図2 人口100万人あたりの新型コロナ感染症による死亡数Worldometerより

日本や韓国において、コロナと診断されずに亡くなっているケースが多いとは思われないが、アフリカの発展途上国ではコロナと診断されていないケースが多く、そのためにコロナ死亡数が少ないことも考えられる。しかし、コロナの流行が始まってから現在までのアフリカ諸国の超過死亡は、欧米と比較して多いわけでもない。

図3は、流行開始時から現在までのコロナによる死亡数の推移を示す。

図3 各国の新型コロナ感染症による死亡数の推移Worldometerより

米国、英国、イスラエルでは、2020年に大きなピークが見られ、最大の死亡数が記録されている。ベトナムでは、デルタ株が流行した2021年の8月までは死亡者は見られず、8月と12月にピークが見られたが、それ以降は再び死亡数0が続いている。

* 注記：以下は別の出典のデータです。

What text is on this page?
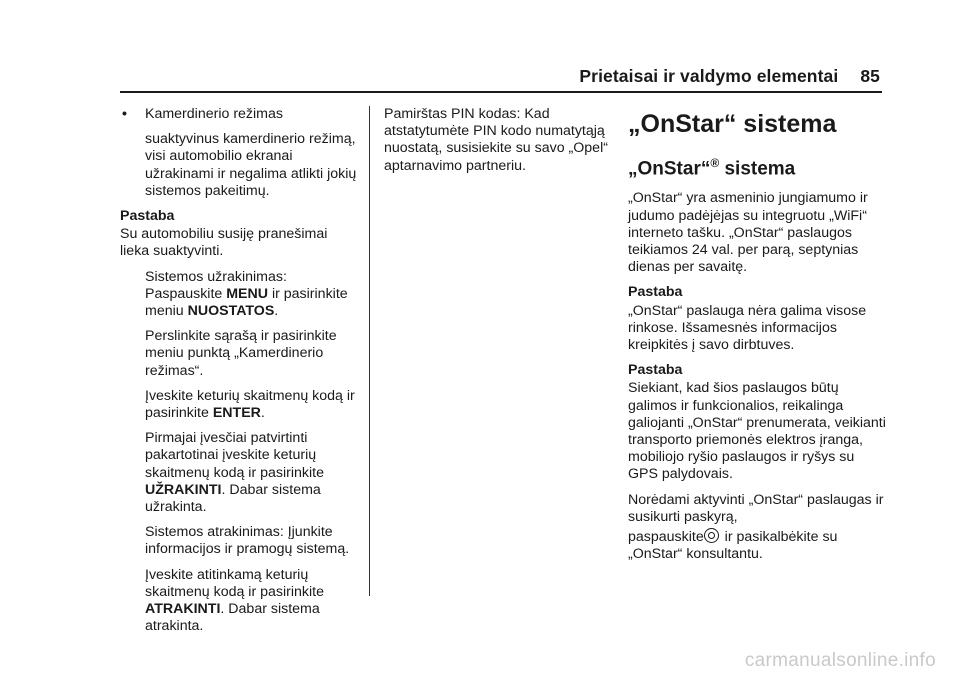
Prietaisai ir valdymo elementai 85

• Kamerdinerio režimas

suaktyvinus kamerdinerio režimą, visi automobilio ekranai užrakinami ir negalima atlikti jokių sistemos pakeitimų.

Pastaba

Su automobiliu susiję pranešimai lieka suaktyvinti.

Sistemos užrakinimas: Paspauskite MENU ir pasirinkite meniu NUOSTATOS.

Perslinkite sąrašą ir pasirinkite meniu punktą „Kamerdinerio režimas“.

Įveskite keturių skaitmenų kodą ir pasirinkite ENTER.

Pirmajai įvesčiai patvirtinti pakartotinai įveskite keturių skaitmenų kodą ir pasirinkite UŽRAKINTI. Dabar sistema užrakinta.

Sistemos atrakinimas: Įjunkite informacijos ir pramogų sistemą.

Įveskite atitinkamą keturių skaitmenų kodą ir pasirinkite ATRAKINTI. Dabar sistema atrakinta.

Pamirštas PIN kodas: Kad atstatytumėte PIN kodo numatytąją nuostatą, susisiekite su savo „Opel“ aptarnavimo partneriu.

„OnStar“ sistema
„OnStar“® sistema

„OnStar“ yra asmeninio jungiamumo ir judumo padėjėjas su integruotu „WiFi“ interneto tašku. „OnStar“ paslaugos teikiamos 24 val. per parą, septynias dienas per savaitę.

Pastaba

„OnStar“ paslauga nėra galima visose rinkose. Išsamesnės informacijos kreipkitės į savo dirbtuves.

Pastaba

Siekiant, kad šios paslaugos būtų galimos ir funkcionalios, reikalinga galiojanti „OnStar“ prenumerata, veikianti transporto priemonės elektros įranga, mobiliojo ryšio paslaugos ir ryšys su GPS palydovais.

Norėdami aktyvinti „OnStar“ paslaugas ir susikurti paskyrą,

paspauskite ir pasikalbėkite su „OnStar“ konsultantu.

carmanualsonline.info
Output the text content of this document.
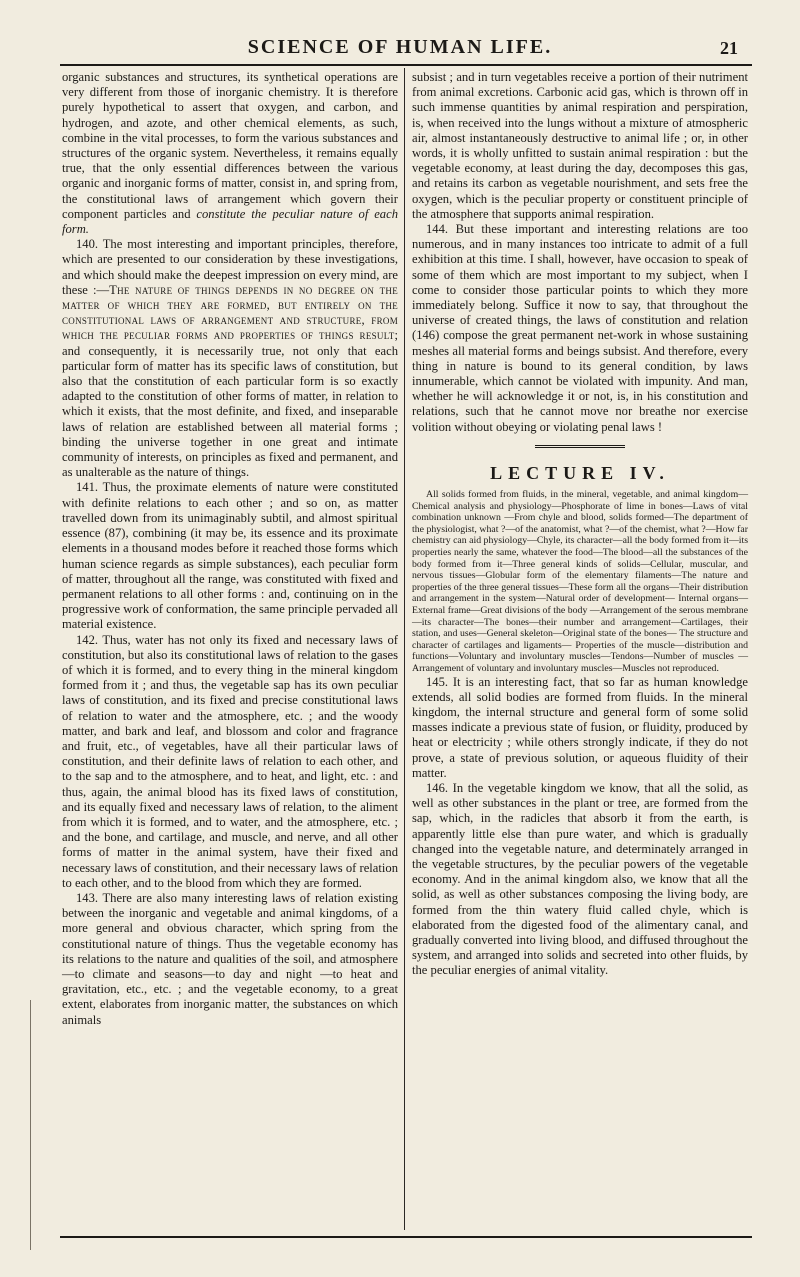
SCIENCE OF HUMAN LIFE.	21

organic substances and structures, its synthetical operations are very different from those of inorganic chemistry. It is therefore purely hypothetical to assert that oxygen, and carbon, and hydrogen, and azote, and other chemical elements, as such, combine in the vital processes, to form the various substances and structures of the organic system. Nevertheless, it remains equally true, that the only essential differences between the various organic and inorganic forms of matter, consist in, and spring from, the constitutional laws of arrangement which govern their component particles and constitute the peculiar nature of each form.

140. The most interesting and important principles, therefore, which are presented to our consideration by these investigations, and which should make the deepest impression on every mind, are these :—The nature of things depends in no degree on the matter of which they are formed, but entirely on the constitutional laws of arrangement and structure, from which the peculiar forms and properties of things result; and consequently, it is necessarily true, not only that each particular form of matter has its specific laws of constitution, but also that the constitution of each particular form is so exactly adapted to the constitution of other forms of matter, in relation to which it exists, that the most definite, and fixed, and inseparable laws of relation are established between all material forms ; binding the universe together in one great and intimate community of interests, on principles as fixed and permanent, and as unalterable as the nature of things.

141. Thus, the proximate elements of nature were constituted with definite relations to each other ; and so on, as matter travelled down from its unimaginably subtil, and almost spiritual essence (87), combining (it may be, its essence and its proximate elements in a thousand modes before it reached those forms which human science regards as simple substances), each peculiar form of matter, throughout all the range, was constituted with fixed and permanent relations to all other forms : and, continuing on in the progressive work of conformation, the same principle pervaded all material existence.

142. Thus, water has not only its fixed and necessary laws of constitution, but also its constitutional laws of relation to the gases of which it is formed, and to every thing in the mineral kingdom formed from it ; and thus, the vegetable sap has its own peculiar laws of constitution, and its fixed and precise constitutional laws of relation to water and the atmosphere, etc. ; and the woody matter, and bark and leaf, and blossom and color and fragrance and fruit, etc., of vegetables, have all their particular laws of constitution, and their definite laws of relation to each other, and to the sap and to the atmosphere, and to heat, and light, etc. : and thus, again, the animal blood has its fixed laws of constitution, and its equally fixed and necessary laws of relation, to the aliment from which it is formed, and to water, and the atmosphere, etc. ; and the bone, and cartilage, and muscle, and nerve, and all other forms of matter in the animal system, have their fixed and necessary laws of constitution, and their necessary laws of relation to each other, and to the blood from which they are formed.

143. There are also many interesting laws of relation existing between the inorganic and vegetable and animal kingdoms, of a more general and obvious character, which spring from the constitutional nature of things. Thus the vegetable economy has its relations to the nature and qualities of the soil, and atmosphere—to climate and seasons—to day and night —to heat and gravitation, etc., etc. ; and the vegetable economy, to a great extent, elaborates from inorganic matter, the substances on which animals

subsist ; and in turn vegetables receive a portion of their nutriment from animal excretions. Carbonic acid gas, which is thrown off in such immense quantities by animal respiration and perspiration, is, when received into the lungs without a mixture of atmospheric air, almost instantaneously destructive to animal life ; or, in other words, it is wholly unfitted to sustain animal respiration : but the vegetable economy, at least during the day, decomposes this gas, and retains its carbon as vegetable nourishment, and sets free the oxygen, which is the peculiar property or constituent principle of the atmosphere that supports animal respiration.

144. But these important and interesting relations are too numerous, and in many instances too intricate to admit of a full exhibition at this time. I shall, however, have occasion to speak of some of them which are most important to my subject, when I come to consider those particular points to which they more immediately belong. Suffice it now to say, that throughout the universe of created things, the laws of constitution and relation (146) compose the great permanent net-work in whose sustaining meshes all material forms and beings subsist. And therefore, every thing in nature is bound to its general condition, by laws innumerable, which cannot be violated with impunity. And man, whether he will acknowledge it or not, is, in his constitution and relations, such that he cannot move nor breathe nor exercise volition without obeying or violating penal laws !

LECTURE IV.

All solids formed from fluids, in the mineral, vegetable, and animal kingdom—Chemical analysis and physiology—Phosphorate of lime in bones—Laws of vital combination unknown —From chyle and blood, solids formed—The department of the physiologist, what ?—of the anatomist, what ?—of the chemist, what ?—How far chemistry can aid physiology—Chyle, its character—all the body formed from it—its properties nearly the same, whatever the food—The blood—all the substances of the body formed from it—Three general kinds of solids—Cellular, muscular, and nervous tissues—Globular form of the elementary filaments—The nature and properties of the three general tissues—These form all the organs—Their distribution and arrangement in the system—Natural order of development— Internal organs—External frame—Great divisions of the body —Arrangement of the serous membrane—its character—The bones—their number and arrangement—Cartilages, their station, and uses—General skeleton—Original state of the bones— The structure and character of cartilages and ligaments— Properties of the muscle—distribution and functions—Voluntary and involuntary muscles—Tendons—Number of muscles —Arrangement of voluntary and involuntary muscles—Muscles not reproduced.

145. It is an interesting fact, that so far as human knowledge extends, all solid bodies are formed from fluids. In the mineral kingdom, the internal structure and general form of some solid masses indicate a previous state of fusion, or fluidity, produced by heat or electricity ; while others strongly indicate, if they do not prove, a state of previous solution, or aqueous fluidity of their matter.

146. In the vegetable kingdom we know, that all the solid, as well as other substances in the plant or tree, are formed from the sap, which, in the radicles that absorb it from the earth, is apparently little else than pure water, and which is gradually changed into the vegetable nature, and determinately arranged in the vegetable structures, by the peculiar powers of the vegetable economy. And in the animal kingdom also, we know that all the solid, as well as other substances composing the living body, are formed from the thin watery fluid called chyle, which is elaborated from the digested food of the alimentary canal, and gradually converted into living blood, and diffused throughout the system, and arranged into solids and secreted into other fluids, by the peculiar energies of animal vitality.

韓国でも、2021年末までは、死亡数は抑えられていた。2022年の3月にオミクロン株によるピークが見られたが、それ以降は比較的抑えられている。

日本もベトナムや韓国と同様に、2021年末までは比較的死亡数は抑えられていた。しかし、2022年に入ると、2月、8月、12月にオミクロン株による死亡数のピークがみられ、しかも、ピークを迎える毎に死亡数は増えている。他の国が、2022年の4月以降は死亡数のピークは見られていないのに、日本のみ死亡数のピークが観察されている。